Con d.P.R. 22 maggio 1978 ad Amos Paoli fu conferita la Medaglia d’oro al valor militare alla memoria con la seguente motivazione: “Paoli Amos, nato il 7 Settembre 1917 a Barga (Lucca) – Partigiano operante nella formazione «Bandelloni» , pur gravemente menomato agli arti inferiori fin dall’infanzia, si adoperava con grande dedizione come staffetta per il collegamento fra formazioni partigiane operanti in Versilia. Su delazione fascista veniva sorpreso nella sua abitazione dove venivano rinvenuti notevoli quantitativi di armi e munizioni. Assumendosi personalmente ogni responsabilità scagionava gli altri compagni di lotta che riuscivano così ad avere salva la vita.
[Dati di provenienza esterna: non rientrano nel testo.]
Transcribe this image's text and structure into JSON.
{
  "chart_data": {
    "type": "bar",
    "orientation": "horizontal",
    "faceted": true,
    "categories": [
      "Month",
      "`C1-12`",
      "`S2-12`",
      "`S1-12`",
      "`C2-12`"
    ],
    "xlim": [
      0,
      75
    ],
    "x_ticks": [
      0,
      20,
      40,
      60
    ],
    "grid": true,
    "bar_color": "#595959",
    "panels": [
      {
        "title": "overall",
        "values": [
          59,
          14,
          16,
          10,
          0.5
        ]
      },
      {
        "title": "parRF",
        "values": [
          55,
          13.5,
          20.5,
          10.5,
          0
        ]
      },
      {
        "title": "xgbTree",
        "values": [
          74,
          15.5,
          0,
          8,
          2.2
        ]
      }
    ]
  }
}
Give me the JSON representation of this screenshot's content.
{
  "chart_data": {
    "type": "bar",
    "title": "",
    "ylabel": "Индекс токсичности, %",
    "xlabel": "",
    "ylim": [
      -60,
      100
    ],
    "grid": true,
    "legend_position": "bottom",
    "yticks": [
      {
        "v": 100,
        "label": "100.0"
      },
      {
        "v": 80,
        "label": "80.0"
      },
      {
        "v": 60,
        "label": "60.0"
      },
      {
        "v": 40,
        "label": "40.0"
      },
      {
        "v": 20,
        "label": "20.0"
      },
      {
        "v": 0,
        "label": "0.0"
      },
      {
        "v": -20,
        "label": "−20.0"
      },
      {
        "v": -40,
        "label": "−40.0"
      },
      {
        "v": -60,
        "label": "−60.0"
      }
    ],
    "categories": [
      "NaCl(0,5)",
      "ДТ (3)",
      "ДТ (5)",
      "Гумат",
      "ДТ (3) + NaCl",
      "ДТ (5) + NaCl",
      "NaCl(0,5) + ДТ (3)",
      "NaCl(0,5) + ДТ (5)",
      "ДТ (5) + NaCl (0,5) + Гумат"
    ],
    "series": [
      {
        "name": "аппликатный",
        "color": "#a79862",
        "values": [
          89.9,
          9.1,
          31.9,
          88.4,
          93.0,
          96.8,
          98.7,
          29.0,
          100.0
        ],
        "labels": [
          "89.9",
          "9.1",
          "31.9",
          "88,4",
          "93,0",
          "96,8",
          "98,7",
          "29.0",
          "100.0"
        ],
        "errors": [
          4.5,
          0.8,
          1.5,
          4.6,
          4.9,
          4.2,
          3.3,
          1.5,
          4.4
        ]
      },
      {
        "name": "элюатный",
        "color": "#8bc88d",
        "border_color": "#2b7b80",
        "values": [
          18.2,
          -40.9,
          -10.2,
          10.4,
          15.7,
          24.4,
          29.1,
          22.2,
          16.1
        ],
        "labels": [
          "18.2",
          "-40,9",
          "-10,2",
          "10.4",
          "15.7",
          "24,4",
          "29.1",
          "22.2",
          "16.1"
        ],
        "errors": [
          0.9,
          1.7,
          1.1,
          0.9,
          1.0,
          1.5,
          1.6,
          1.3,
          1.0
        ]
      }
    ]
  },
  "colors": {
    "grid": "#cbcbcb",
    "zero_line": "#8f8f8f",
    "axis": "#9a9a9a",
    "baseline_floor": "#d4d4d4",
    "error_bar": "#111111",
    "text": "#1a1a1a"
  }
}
Sottoposto ad atroci torture, nulla rivelava della formazione di appartenenza, per cui veniva trucidato facendo olocausto della sua giovane vita che concludeva al grido di: Viva la libertà, viva l’ Italia . Fulgido esempio di cosciente valore, di altruismo e di piena dedizione alla causa della libertà. – Seravezza Massarosa (Lucca ), 25 – 27 giugno 1944”.